Imagine the world with no music
You heard the last note, you heard the last quote
You heard the last record crackle when the tape hits
What would you do to either change or escape this?
It also sounds like autobiography on 2020’s Marlowe 2 when one retro audio clip mad scientist mutters, “My ears are ringing; eyes are growing dim.” The odd samples on that album, like the vintage southeast Asian morlam loop on “Otherworld” come across as alchemical miracles carefully catalogued and preserved before they evaporate. Each discovery is precious and tinged with half-tongue-in-cheek longing. “If only there were some way to visit those other worlds.”
Imaginary Everything is lighter on the snippets of dialogue, and in general the album is less layered than most of L’Orange’s work. But the music still evokes cinematic fog and beautifully lit grime, a melancholy cityscape crowded with absence.
Blade’s offhand flow couldn’t be much different than the breathless sing-shout of Solemn Brigham, L’Orange’s most recent collaborator.

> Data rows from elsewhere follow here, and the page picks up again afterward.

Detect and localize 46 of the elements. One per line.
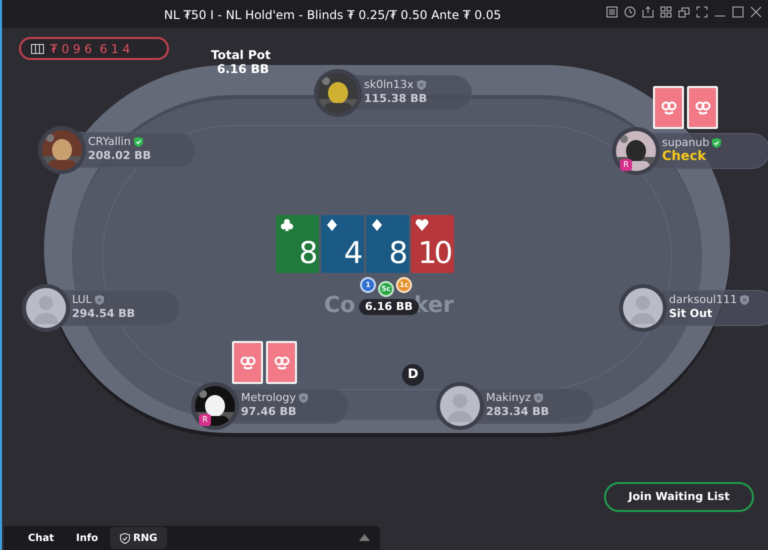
panel-tab[interactable]: Info bbox=[66, 527, 108, 549]
resize-icon[interactable] bbox=[696, 6, 708, 18]
player-name: sk0ln13x bbox=[364, 77, 414, 93]
player-status: Check bbox=[662, 149, 706, 164]
panel-tab[interactable]: RNG bbox=[110, 527, 168, 549]
grid-icon[interactable] bbox=[660, 6, 672, 18]
join-waiting-list-button[interactable]: Join Waiting List bbox=[604, 482, 754, 512]
expand-icon[interactable] bbox=[359, 534, 370, 541]
logo-icon bbox=[694, 100, 712, 116]
diamond-icon bbox=[370, 219, 384, 231]
rabbit-hunt-badge: R bbox=[199, 414, 211, 426]
player-name: darksoul111 bbox=[669, 292, 738, 308]
playing-card: 8 bbox=[366, 215, 409, 273]
total-pot-label: Total Pot bbox=[211, 47, 271, 64]
diamond-icon bbox=[325, 219, 339, 231]
player-stack: 283.34 BB bbox=[486, 404, 550, 419]
player-name: LUL bbox=[72, 292, 92, 308]
heart-icon bbox=[415, 219, 429, 231]
player-status: Sit Out bbox=[669, 306, 712, 321]
maximize-icon[interactable] bbox=[732, 6, 744, 18]
playing-card: 8 bbox=[276, 215, 319, 273]
playing-card: 10 bbox=[411, 215, 454, 273]
shield-icon bbox=[120, 532, 130, 544]
close-icon[interactable] bbox=[750, 6, 762, 18]
player-stack: 294.54 BB bbox=[72, 306, 136, 321]
rabbit-hunt-badge: R bbox=[620, 159, 632, 171]
player-name: Metrology bbox=[241, 390, 296, 406]
playing-card: 4 bbox=[321, 215, 364, 273]
slot-machine-icon bbox=[31, 44, 44, 54]
logo-icon bbox=[660, 100, 678, 116]
panel-tab[interactable]: Chat bbox=[18, 527, 64, 549]
player-name: Makinyz bbox=[486, 390, 531, 406]
player-name: CRYallin bbox=[88, 134, 131, 150]
list-icon[interactable] bbox=[606, 6, 618, 18]
player-stack: 97.46 BB bbox=[241, 404, 296, 419]
history-icon[interactable] bbox=[624, 6, 636, 18]
jackpot-counter: ₮ 0 9 6 6 1 4 bbox=[19, 37, 169, 60]
windows-icon[interactable] bbox=[678, 6, 690, 18]
window-title: NL ₮50 I - NL Hold'em - Blinds ₮ 0.25/₮ 0.50 Ante ₮ 0.05 bbox=[164, 7, 502, 24]
logo-icon bbox=[272, 354, 290, 370]
logo-icon bbox=[238, 354, 256, 370]
player-stack: 115.38 BB bbox=[364, 91, 428, 106]
club-icon bbox=[280, 219, 294, 231]
player-stack: 208.02 BB bbox=[88, 148, 152, 163]
player-name: supanub bbox=[662, 135, 710, 150]
total-pot-value: 6.16 BB bbox=[217, 61, 270, 78]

But Blade’s less declarative approach works well. The first sound on the album is a wailing guitar loop, and the first words are Blade muttering to himself “too many pockets,” like he’s been caught out while trying to search for something in his coat. On tracks like “Nihilism” his rhymes wander around L’Orange’s production, finding odd spaces and gaps. “Nothing changes/nothing matters/nihilism/I could try to listen” he raps while psychedelic guitar solos start up and loop, like they’re reaching for a full Funkadelic Eddie Hazel freakout but can’t right get there. The production isn’t sparse, but it looks over its shoulder at sparseness. Everything’s there, but you can sense a nothing that’s coming.
The album’s last track, “Pipe Dream,” is an easy stroll, with a catchy bass-driven melody—Motown buried cheerily in some cavern system. Blade and guest Brigham trade rapid-fire bars, and hum along as feedback creeps out from the edges of the track. That sweet hook starts to fray and break up, until everything suddenly stops a note too soon. You can’t hear the music anymore. You have to imagine it.